Operafan48 More than 1 year ago
Despite the significant amount of 'lost footage' RKO Studio heads insisted be cut before the unauthorized theatrical cut was finally released in 1942 (against director Orson Welles's wishes), The Magnificent Ambersons is so brilliantly acted, written and directed, save for a phony tacked on ending supplied by different writer and director, that whatever drawbacks the final release print possesses are minor considering how powerful this movie remains to this day. It helps to have read Booth Tarkington's great novel beforehand, then you can fill in the gaps somewhat, but it's not vital that you do. It's highly probable that this film could have been the equal to Citizen Kane but for now, unless someone by incredible good luck finds the missing reels, The Magnificent Ambersons must be content to remain merely outstanding. Welles adapted the novel to the screen faithfully, the actors do justice to the characters in the book, perhaps none more so than Agnes Moorhead who is astonishing as the beleaguered Aunt Fanny. Tim Holt is the perfect embodiment of George Amberson Minafer, the role Welles had at one time planned to enact himself. The rise and fall of a fictional, wealthy American family is endlessly fascinating and troubling at the same time. This is a Must-see and worthy to be put aside The Great Gaby.

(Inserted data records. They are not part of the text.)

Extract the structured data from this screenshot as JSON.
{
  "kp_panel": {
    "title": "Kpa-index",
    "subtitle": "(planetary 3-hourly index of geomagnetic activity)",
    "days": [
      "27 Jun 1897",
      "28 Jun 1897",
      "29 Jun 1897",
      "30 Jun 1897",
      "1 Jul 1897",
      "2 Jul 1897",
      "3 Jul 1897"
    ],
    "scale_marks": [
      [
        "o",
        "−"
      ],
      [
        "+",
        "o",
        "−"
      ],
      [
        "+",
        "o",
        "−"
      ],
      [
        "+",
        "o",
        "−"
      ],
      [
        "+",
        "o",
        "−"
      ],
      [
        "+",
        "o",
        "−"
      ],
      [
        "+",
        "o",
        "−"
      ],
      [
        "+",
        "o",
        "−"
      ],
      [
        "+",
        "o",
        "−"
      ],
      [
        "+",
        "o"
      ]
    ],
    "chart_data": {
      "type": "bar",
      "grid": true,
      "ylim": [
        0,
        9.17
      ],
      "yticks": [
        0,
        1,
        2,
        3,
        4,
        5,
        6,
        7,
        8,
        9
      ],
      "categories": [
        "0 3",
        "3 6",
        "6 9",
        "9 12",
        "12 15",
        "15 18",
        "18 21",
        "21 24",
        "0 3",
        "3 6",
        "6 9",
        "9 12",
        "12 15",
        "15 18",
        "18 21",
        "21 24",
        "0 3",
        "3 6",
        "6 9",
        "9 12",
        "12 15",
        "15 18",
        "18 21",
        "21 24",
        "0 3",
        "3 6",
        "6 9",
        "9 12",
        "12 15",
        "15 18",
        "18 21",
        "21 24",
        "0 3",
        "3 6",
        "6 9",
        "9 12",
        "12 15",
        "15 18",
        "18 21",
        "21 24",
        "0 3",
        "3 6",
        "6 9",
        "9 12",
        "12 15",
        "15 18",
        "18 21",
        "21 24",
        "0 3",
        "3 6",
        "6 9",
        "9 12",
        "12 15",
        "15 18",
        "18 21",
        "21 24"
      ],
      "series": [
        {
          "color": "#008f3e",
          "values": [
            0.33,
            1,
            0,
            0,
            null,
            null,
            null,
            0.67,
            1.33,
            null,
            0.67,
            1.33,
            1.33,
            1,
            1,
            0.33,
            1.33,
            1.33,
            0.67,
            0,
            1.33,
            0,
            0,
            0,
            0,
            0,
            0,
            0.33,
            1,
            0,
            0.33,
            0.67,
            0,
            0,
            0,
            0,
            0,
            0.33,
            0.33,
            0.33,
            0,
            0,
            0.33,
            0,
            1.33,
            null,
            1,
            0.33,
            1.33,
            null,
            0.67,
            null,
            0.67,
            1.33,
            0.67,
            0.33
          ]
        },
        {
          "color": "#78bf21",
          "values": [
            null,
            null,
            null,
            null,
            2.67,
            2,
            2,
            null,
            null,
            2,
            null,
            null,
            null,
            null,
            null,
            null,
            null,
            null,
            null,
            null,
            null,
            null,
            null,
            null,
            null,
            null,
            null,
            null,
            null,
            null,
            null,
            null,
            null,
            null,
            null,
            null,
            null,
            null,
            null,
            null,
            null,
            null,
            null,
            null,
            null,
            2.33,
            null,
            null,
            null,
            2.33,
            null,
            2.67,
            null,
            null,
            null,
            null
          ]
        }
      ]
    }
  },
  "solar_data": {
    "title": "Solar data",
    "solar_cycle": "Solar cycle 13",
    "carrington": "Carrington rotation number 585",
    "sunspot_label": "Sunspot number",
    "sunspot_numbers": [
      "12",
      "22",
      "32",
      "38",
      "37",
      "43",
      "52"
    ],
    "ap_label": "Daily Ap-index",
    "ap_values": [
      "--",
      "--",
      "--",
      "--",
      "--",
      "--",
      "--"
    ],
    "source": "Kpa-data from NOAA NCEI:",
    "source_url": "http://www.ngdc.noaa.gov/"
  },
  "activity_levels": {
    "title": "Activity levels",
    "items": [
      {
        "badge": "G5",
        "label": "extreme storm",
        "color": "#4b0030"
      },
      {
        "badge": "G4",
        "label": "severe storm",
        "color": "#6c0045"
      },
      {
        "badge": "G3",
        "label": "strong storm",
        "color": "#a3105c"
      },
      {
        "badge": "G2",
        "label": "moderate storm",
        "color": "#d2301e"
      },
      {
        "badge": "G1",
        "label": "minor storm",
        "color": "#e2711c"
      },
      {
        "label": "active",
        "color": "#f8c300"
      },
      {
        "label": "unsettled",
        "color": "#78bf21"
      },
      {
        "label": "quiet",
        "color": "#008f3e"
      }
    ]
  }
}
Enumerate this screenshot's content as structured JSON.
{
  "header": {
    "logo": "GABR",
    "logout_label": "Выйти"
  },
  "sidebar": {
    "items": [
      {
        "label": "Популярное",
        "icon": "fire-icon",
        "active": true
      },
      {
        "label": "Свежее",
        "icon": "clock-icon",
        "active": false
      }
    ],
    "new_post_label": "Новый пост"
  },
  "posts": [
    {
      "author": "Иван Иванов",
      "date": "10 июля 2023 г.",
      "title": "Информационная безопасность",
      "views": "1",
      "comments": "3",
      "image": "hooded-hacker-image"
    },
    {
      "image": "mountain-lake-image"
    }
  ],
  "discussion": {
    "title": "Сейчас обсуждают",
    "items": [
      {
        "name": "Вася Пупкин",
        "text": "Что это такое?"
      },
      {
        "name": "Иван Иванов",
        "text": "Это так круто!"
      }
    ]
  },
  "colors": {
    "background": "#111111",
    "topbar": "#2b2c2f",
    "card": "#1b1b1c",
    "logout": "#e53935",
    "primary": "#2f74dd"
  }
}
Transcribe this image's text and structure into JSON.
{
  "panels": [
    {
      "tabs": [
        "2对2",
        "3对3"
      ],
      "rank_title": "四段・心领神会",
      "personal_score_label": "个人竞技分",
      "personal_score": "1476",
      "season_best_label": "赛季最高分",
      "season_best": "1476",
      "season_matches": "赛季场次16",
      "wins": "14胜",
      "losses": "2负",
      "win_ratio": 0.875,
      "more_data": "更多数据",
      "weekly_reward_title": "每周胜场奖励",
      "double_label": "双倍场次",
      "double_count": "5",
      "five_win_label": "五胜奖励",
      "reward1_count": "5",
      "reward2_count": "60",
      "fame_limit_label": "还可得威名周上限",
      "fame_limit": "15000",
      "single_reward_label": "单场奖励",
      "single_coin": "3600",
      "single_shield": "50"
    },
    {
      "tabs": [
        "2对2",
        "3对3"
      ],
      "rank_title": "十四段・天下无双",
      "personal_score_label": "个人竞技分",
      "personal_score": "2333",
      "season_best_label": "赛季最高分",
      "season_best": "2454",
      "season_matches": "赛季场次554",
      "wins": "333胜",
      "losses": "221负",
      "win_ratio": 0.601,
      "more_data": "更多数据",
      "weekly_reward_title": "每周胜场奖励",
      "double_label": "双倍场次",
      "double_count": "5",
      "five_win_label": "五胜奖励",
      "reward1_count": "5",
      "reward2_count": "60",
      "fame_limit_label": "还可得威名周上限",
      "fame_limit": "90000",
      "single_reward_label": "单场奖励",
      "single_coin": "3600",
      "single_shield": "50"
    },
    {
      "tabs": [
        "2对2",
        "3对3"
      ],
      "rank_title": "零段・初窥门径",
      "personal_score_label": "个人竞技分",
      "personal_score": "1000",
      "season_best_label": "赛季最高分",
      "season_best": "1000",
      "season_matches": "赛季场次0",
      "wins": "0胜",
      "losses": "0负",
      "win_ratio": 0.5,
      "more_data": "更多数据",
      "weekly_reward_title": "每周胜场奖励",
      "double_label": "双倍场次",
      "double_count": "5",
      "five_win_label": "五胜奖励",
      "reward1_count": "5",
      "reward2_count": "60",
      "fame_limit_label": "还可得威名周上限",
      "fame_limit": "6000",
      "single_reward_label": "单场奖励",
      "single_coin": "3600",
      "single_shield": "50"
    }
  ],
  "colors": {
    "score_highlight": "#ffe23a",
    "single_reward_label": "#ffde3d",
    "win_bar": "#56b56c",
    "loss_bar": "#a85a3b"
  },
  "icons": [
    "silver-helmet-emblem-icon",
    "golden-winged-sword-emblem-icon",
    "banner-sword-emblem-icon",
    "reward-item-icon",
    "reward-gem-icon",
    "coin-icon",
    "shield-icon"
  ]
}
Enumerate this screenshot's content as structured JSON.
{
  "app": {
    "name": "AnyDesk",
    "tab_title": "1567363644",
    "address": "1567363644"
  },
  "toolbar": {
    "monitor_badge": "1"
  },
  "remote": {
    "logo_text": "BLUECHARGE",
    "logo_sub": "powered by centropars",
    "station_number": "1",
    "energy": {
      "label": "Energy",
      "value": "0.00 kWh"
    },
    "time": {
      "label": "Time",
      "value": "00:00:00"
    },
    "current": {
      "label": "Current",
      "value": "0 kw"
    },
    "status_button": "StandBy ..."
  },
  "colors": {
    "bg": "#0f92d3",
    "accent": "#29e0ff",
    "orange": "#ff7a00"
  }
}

Guest More than 1 year ago
This is an overlooked and underestimated picture, which I'm certain a lot of true movie fanatics will rightfully enjoy. Orson Welles was, together with Alfred Hitchcock, the greatest film genious of all time, and he surely shows it with this classic. This is his finest film, only surpassed by Citizen Kane.
Guest More than 1 year ago
I thought this film was very good. Orsone Welles was one skilled director, and this shows it. It is not as good as Citizen Kane, but few films are. I would like to see Welles' original movie, but this shortened version is perfectly fine by me.
Guest More than 1 year ago
A worthy follow-up to Kane? Perhaps, we'll never know for sure - Wells' final cut was dumped off the California coast. What remains is the studio's version. At least that's what I undrstand. Nevertheless, the picture is better than most. The performances are all very good. Overall, enjoyable.